By this time the street in both directions was filled with people. And those who were not outside, were looking out their front door and peering through the curtains of the front windows. I can only imagine what they saw, about fifteen people, arranging in all ages and from three different ethnic groups all screaming at the top of their lungs at me. And me, little ole’ five foot, three inches, one hundred twenty-five pound me. All alone but screaming at the top of my lungs like a raging lunatic. Still holding my brand new book in my left hand and exchanging obscenities with all of them, I marched up to the top of my yard where my mailbox meets the sidewalk.

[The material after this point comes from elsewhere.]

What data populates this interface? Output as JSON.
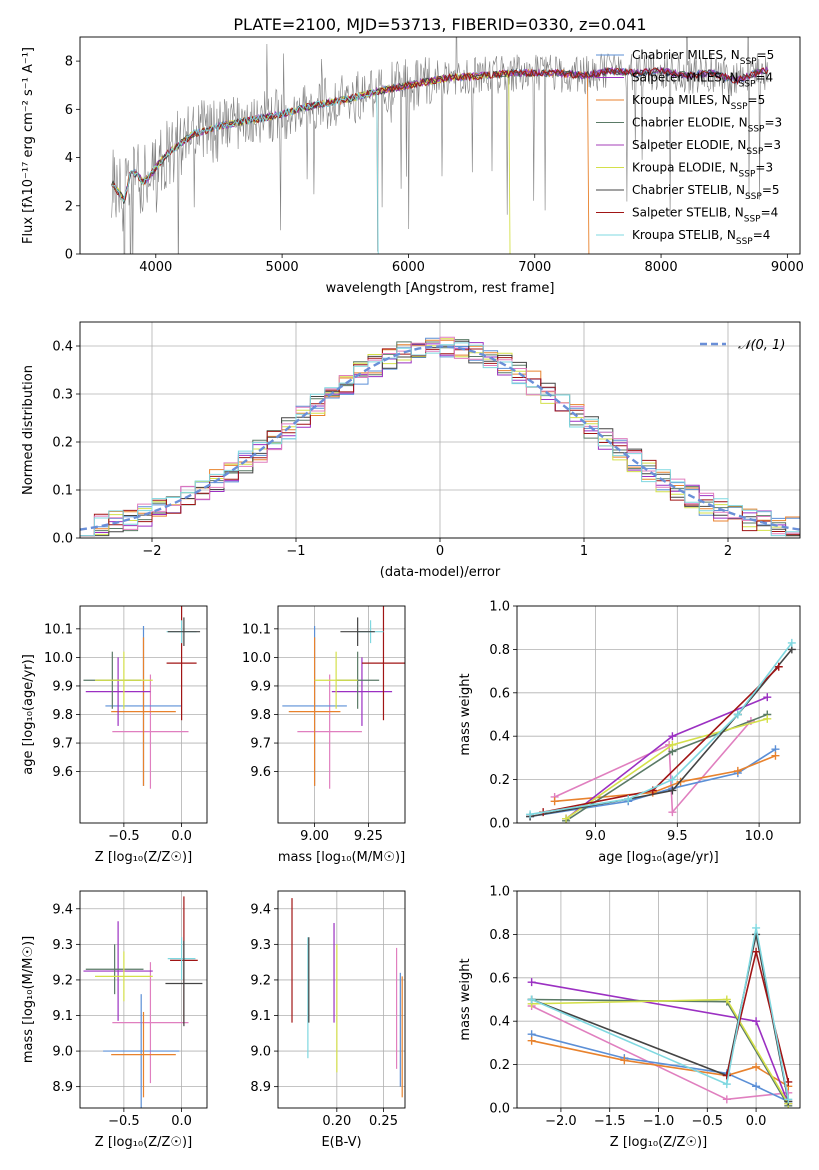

Trotting toward me was a man, not very tall, about five foot seven, I am assuming Mexican based on his accent, and probably in construction based on the thickness of his build, his body type being the kind that is not overweight but solid, like a mature tree trunk. The expression he had on his face was one that shouted he knew exactly how to put a woman in her place. “Bitch I was trying to be nice, but now that’s not going to happen,” he screamed at me.
I bent over and picked up the little girl’s scooter with my right hand and chunked it at him, daring him to come any closer, and wishing I had used both hands to throw the fairly heavy metal toy, maybe it would have gone farther. “Keep your fucking kids out of my yard and there will be no more damn problem,” I said calmly and as a matter of fact.
After three more steps, he reached the scooter. Never taking his eyes off of me, he bent over and picked up his daughter’s toy. Without saying another word, he walked backwards, up the sidewalk back to his yard. I do not know what changed his mind about physically attacking me, or if anything did, or if he was even thinking about doing anything more than intimidating me with his presence. All I know is that something within me changed in the matter of a split second. From tranquility when reading my book to raging lunatic when defending my dogs, to calm serenity when I threw the scooter out of my yard and at the man who appeared to want to harm me. Whatever diffused the explosive situation, I am thankful that my “aggressive dogs” stayed silently cowering in the back of my vehicle and let me take care of the situation.